The authors go on to show that the four driver alleles differentially activate downstream signaling pathways. The AL allele R834Q was found to only activate ERK signaling, unlike the common D835Y mutation, which activated ERK, AKT, and STAT signaling. Likewise, the two JM alleles were found to activate all three signaling pathways, while the extracellular domain allele was found to only activate ERK. These results suggest a marked subtlety in interaction of the FTL3 receptor with downstream targets modulated by the various mutations. As well, the data suggest that activation of the MAPK pathway alone via FLT3 phosphorylation and ERK activation is sufficient for transformation. Furthermore, all four driver alleles conferred sensitivity to the potent FLT3 TK inhibitor PKC412—an observation highlighting the potentially important clinical impact the identification of these alleles could have.

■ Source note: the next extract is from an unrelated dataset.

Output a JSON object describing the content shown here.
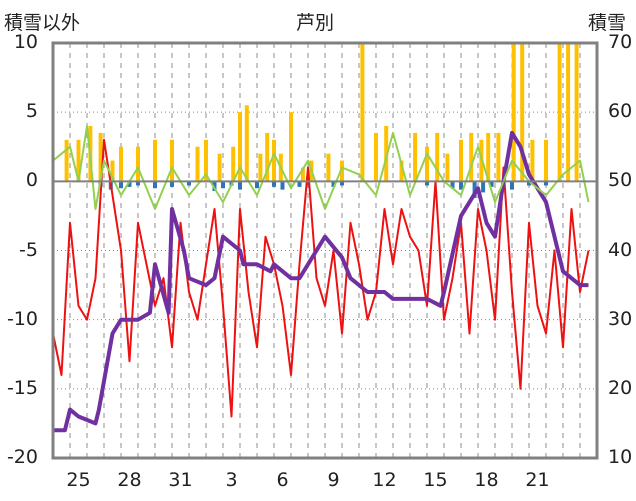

The work presented highlights several important points as we move forward into an era of cancer genome sequencing. First, in addition to the search for new cancer genes, we should revisit known cancer genes and fully evaluate their contribution, not only in the tumor types they are most associated with but also in a wide variety of cancers. Second, we will need robust approaches to identify relevant cancer gene mutations in patient samples in clinically meaningful timeframes. Third, the assessment of driver and passenger variants in this study was greatly facilitated by the target gene being a well-studied kinase. Applying this approach to nonkinase genes is going to be challenging and will require the development of increased throughput cell biological assay platforms. This and other systematic screens are beginning to populate our lists of cancer genes and mutations with a wide spectrum of mutation types and prevalence in an increasing variety of genes. Understanding what the forces of in vivo selection are and how they are shaping the emergence and contribution of these genes and mutations can only help us to better know the enemy, which may well be legion.